MOUTH: Should be strong. Fangs should be thick, long and interlock. Flews should not be too pronounced.
NOSE: Well developed with relatively large nostrils, is always black.
EYES: Set apart, round and medium in size. Color of eyes may range anywhere between dark brown and yellow. Darker preferred, with a thin black line on the edge of the upper and lower eyelid giving the dog an appearance of alertness and intelligence.
EARS: Should be of medium size, set high and back, standing slightly outward at base then dropping with a sharp bend to the side with front edge lying closely to the head. The back edge should stand away from the head especially when the dog is at attention, helping to contribute to the dog’s alert, intelligent look.
NECK: Strong, muscular, of fair length and slightly arched. A light amount of loose skin under the throat, but not to the point of being throaty.
BODY: Chest should be deep, wide and well sprung. Back of medium length. Rump should be set slightly higher than withers.

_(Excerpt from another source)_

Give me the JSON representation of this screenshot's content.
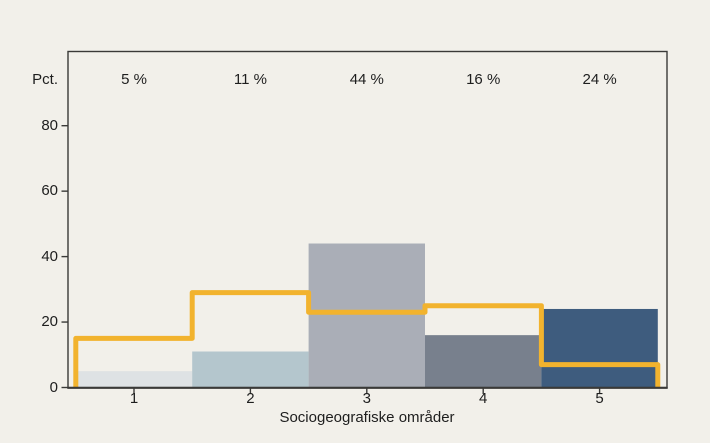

Shoulders should be sloping. Front legs should be straight, strong, and set apart. Hindquarters should be well muscled and give the appearance of power and speed. Back legs should be set in a wide stance.

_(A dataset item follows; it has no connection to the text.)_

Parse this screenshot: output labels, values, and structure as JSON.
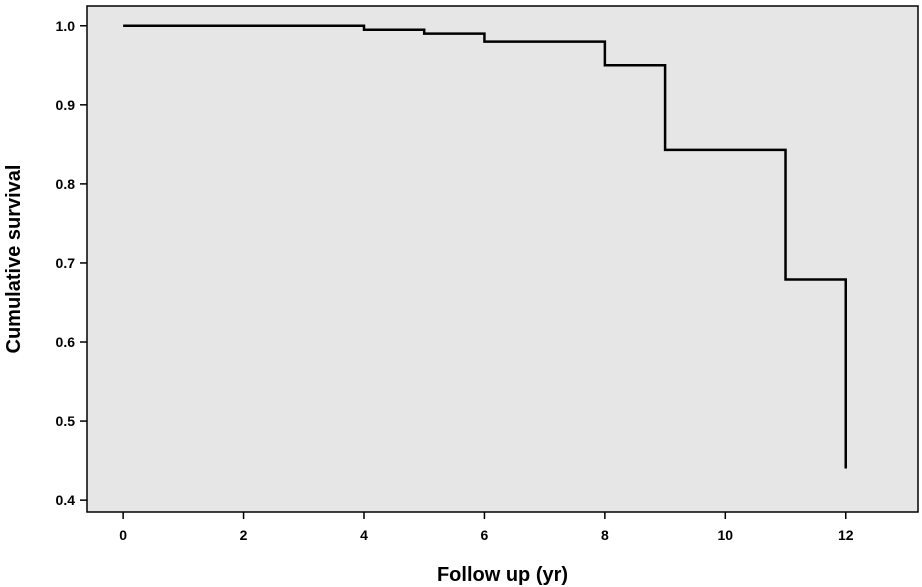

FEET: Should be large and compact, toes well arched, pads thick and tough, toenails thick and strong. Feet should be webbed. Hair on feet should be short and neat in appearance. Back dew claws, although not common, do occur and are acceptable.

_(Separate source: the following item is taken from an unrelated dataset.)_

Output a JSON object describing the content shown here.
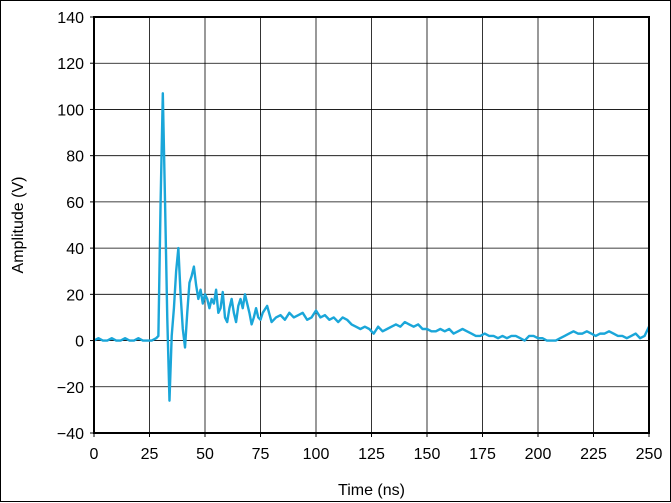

TAIL: Of fair length and curved slightly. Should be held above the horizontal when dog is hunting or at attention. Tail should not be docked. Natural bobtail or half tail is not a fault, but should not be bred for as the tail is used for balance.
COAT: Golden-red is the predominant color. Red, reddish-yellow, yellow and light yellow are also fairly common. Red, yellow, buckskin or brown brindle; red or yellow ring neck (white tipped feet and tail with a white ring around the neck) and brownish red are other color variations.
May have white feet, white socks and white blaze. White should not cover more than one third of the dog’s body. Roof of mouth, gums, and flews should be black. May have black muzzle or mask. Brown, black and tan, solid black, and black ring neck are colorations that occur in rare instances in the breed. These colors are acceptable and within the breed standard, however these colors should not be bred for.
SIZE: Females: 19 to 23 inches. Males: 21 to 25 inches (measured at shoulder).
WEIGHT: Females: 50 to 75 pounds. Males: 60 to 85 pounds. Ten pounds lighter or heavier should not be a fault as long as the dog appears balanced.
FAULTS: Too narrow or a clumsy looking head. Hound’s ears, prick, or button ears. Eyes any color than brown or yellow. Weak mouth, undershot or overshot jaw. Too long or too short a neck. Body that does not look in proportion. Bowed front legs. Splayed feet. Flag tail. Long or curly hair. Merle, white or liver colored coat. Pink or brown nose. Pink roof of mouth.
From www.blackmouthcur.com in regards to all types of Black Mouth Curs : "BMCs are by nature very loyal and loving dogs. They have an intense desire to please their owner. They also have a need to burn off energy through daily exercise. The breed has an excellent nose for trailing (finding scent in the air) or tracking. (finding scent on the ground), making them an excellent hunting companion. When hunting, the BMC will also use his superb hearing, outstanding eyesight, and his memory of where he has previously found game. But a word of warning: the BMC has a very strong desire to please its owners, and this sometimes causes them to attempt actions that might endanger themselves, so an owner should be very careful what he asks a BMC to do.
These traits make a BMC an absolute pleasure to own when well-trained, but in the hands of an inexperienced, unconcerned, or uncommitted owner, their intelligence and drive can become very difficult to manage.
Breeding plays an important role in the temperament of BMCs, so selecting a reputable breeder concerned with both physical health and the personality of the puppies is of utmost importance. Different bloodlines exhibit traits differently, so question breeders about the strong and weak traits of their bloodlines."